Goldwyn and his friend and partner Richard LaGravenese­ got permission from the Rodgers and Hart estate to do yet another version, and to subtract or add Rodgers and Hart songs, which they did. Their idea, Goldwyn says, was to change Joey from “just a cad who sleeps with a lot of women” to “a true artist, a genuinely gifted man.” As they tinkered, Joey evolved into a Black jazz singer struggling to be heard in 1940s Chicago. But the show’s theme, Goldwyn notes, goes beyond race to “explore the human need to be seen. When your story is not being heard and you are invisible, that is a very painful way to live your life.” LaGravenese enlisted Daniel “Koa” Beaty to work with him on the book, and Goldwyn asked Glover—his “dream partner”—to choreograph and co-direct.

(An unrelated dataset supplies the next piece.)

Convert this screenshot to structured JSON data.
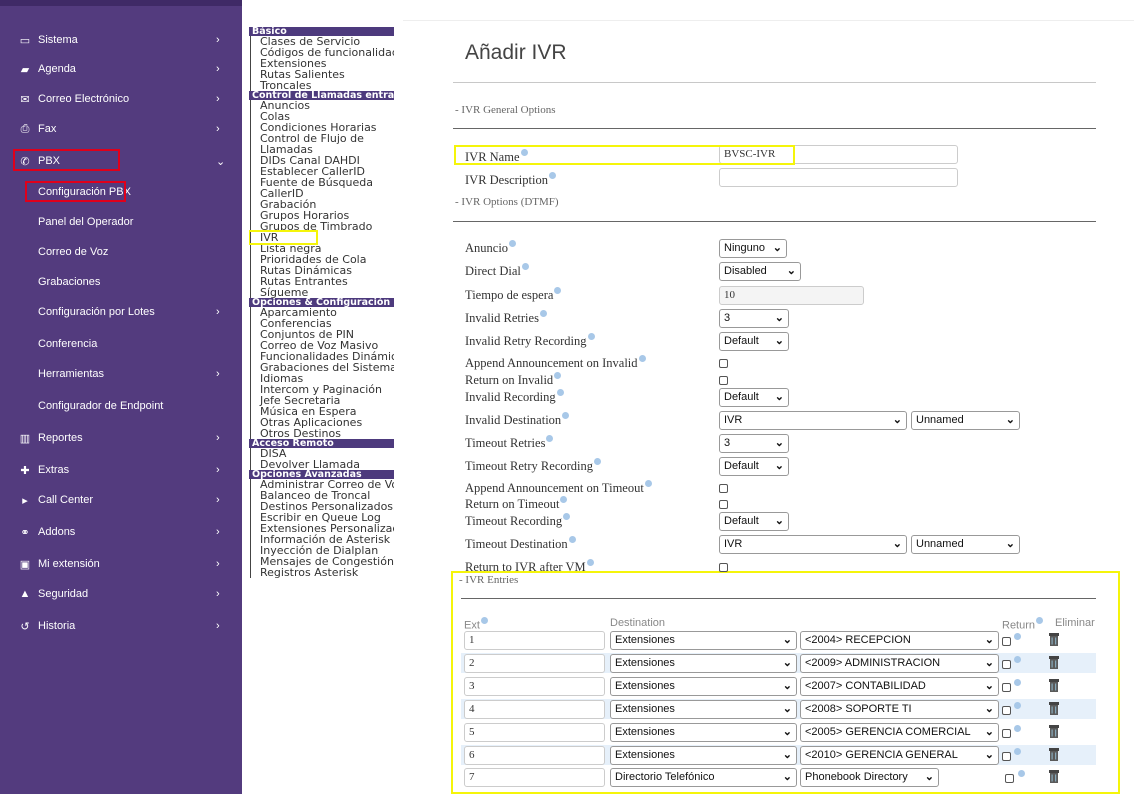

They chose Sykes to play this Joey because, Goldwyn explains, they needed someone “to be the star that everyone talks about him being in the story.” Then there was the dancing: “We needed a man who could hang with Savion Glover.”

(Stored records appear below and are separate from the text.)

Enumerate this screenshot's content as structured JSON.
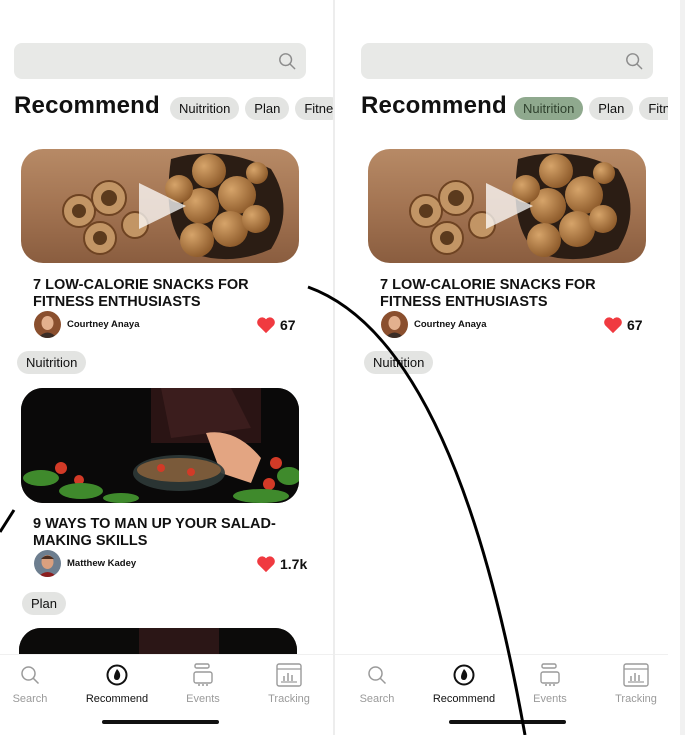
{
  "search": {
    "placeholder": ""
  },
  "section": {
    "title": "Recommend"
  },
  "chips": [
    "Nuitrition",
    "Plan",
    "Fitne"
  ],
  "cards": [
    {
      "title": "7 LOW-CALORIE SNACKS FOR FITNESS ENTHUSIASTS",
      "author": "Courtney Anaya",
      "likes": "67",
      "tag": "Nuitrition"
    },
    {
      "title": "9 WAYS TO MAN UP YOUR SALAD-MAKING SKILLS",
      "author": "Matthew Kadey",
      "likes": "1.7k",
      "tag": "Plan"
    }
  ],
  "tabs": [
    {
      "label": "Search",
      "icon": "search-icon"
    },
    {
      "label": "Recommend",
      "icon": "recommend-icon"
    },
    {
      "label": "Events",
      "icon": "events-icon"
    },
    {
      "label": "Tracking",
      "icon": "tracking-icon"
    }
  ],
  "screens": [
    {
      "active_chip": ""
    },
    {
      "active_chip": "Nuitrition"
    }
  ],
  "colors": {
    "accent_chip": "#8fa98e",
    "chip_bg": "#e3e4e2",
    "heart": "#f03a40",
    "search_bg": "#e8e9e7"
  }
}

Glover says Goldwyn’s name alone got him interested. But, he adds, “I was thinking the old Pal Joey. When I found out what was really going on, it turned into me having the opportunity to once again be part of a narrative that has been a part of my life. My story that is the story of Sammy Davis Jr.; my story that is the story of Chuck Green, Jimmy Slyde, Ben Vereen, Picasso, Frank Sinatra. This iteration of Pal Joey is a lot of cats that I know.”

Ephraim Sykes, an athletic Black man in his late 30s, poses against a muted orange backdrop. His head is bowed toward his feet as he moves through a crossed fourth position on relevé, arms angularly working in opposition. He wears a long sleeved shirt that is orange in the front and beige in the back, billowing brown pants, and sneakers with orange laces.
Ephraim Sykes. Photo by Jayme Thornton.

Sykes says Joey hits “very close to home” for him, too—“a young, hungry Black man out of the South trying to make it as a performer.” When he was asked to audition, he’d never seen Pal Joey and knew nothing about it, so he did some research. He feigns nonchalance as he describes his reaction: “Oh, there was a movie. Oh, Gene Kelly did this. No pressure.”

Needless to say, the dance in this production is pivotal. Glover promises it will “look like nothing I’ve seen myself or heard myself do,” while also including “everything” he knows. Sykes is a little less elliptical, but admits the choreography is hard to describe. “It feels like a coming together of a lot of different languages,” he ventures, “the main one being Savion’s hoofing and tap language meeting the world and the movement of that time period‚ especially Black folks. How we moved, how we walked, that whole energy, those steps that were popular in the ’40s in the Black community, in the juke joints.” 

Ephraim Sykes, an athletic Black man in his late 30s, poses against a muted orange backdrop. He smiles at the camera as he leans forward, legs turning in slightly as he shifts his weight to his right leg, arms twisting slightly in opposition. He wears a long sleeved shirt that is orange in the front and beige in theback, billowing brown pants, and sneakers with orange laces.
Ephraim Sykes. Photo by Jayme Thornton.

Talking about the show, Sykes is clearly awed. “Savion is teaching me this entirely different language, tying back to my ancestors, his ancestors, our African roots,” he says. “He’s able to communicate with his feet the thoughts that are in his mind. He’s one of the greatest to ever do it, and I’m having one-on-one sessions with this man!”

Sykes will probably stay a student always, but he also has something to teach. He and his sister, Martina, have started a college scholarship fund at their high school: the SykesKids Scholarships. When he goes back to give talks, he cites the unexpected turns his life has taken. “See the blessing in the closed door, and just stay open to where God is leading you,” he urges them. “Don’t get tunnel vision on your dreams.”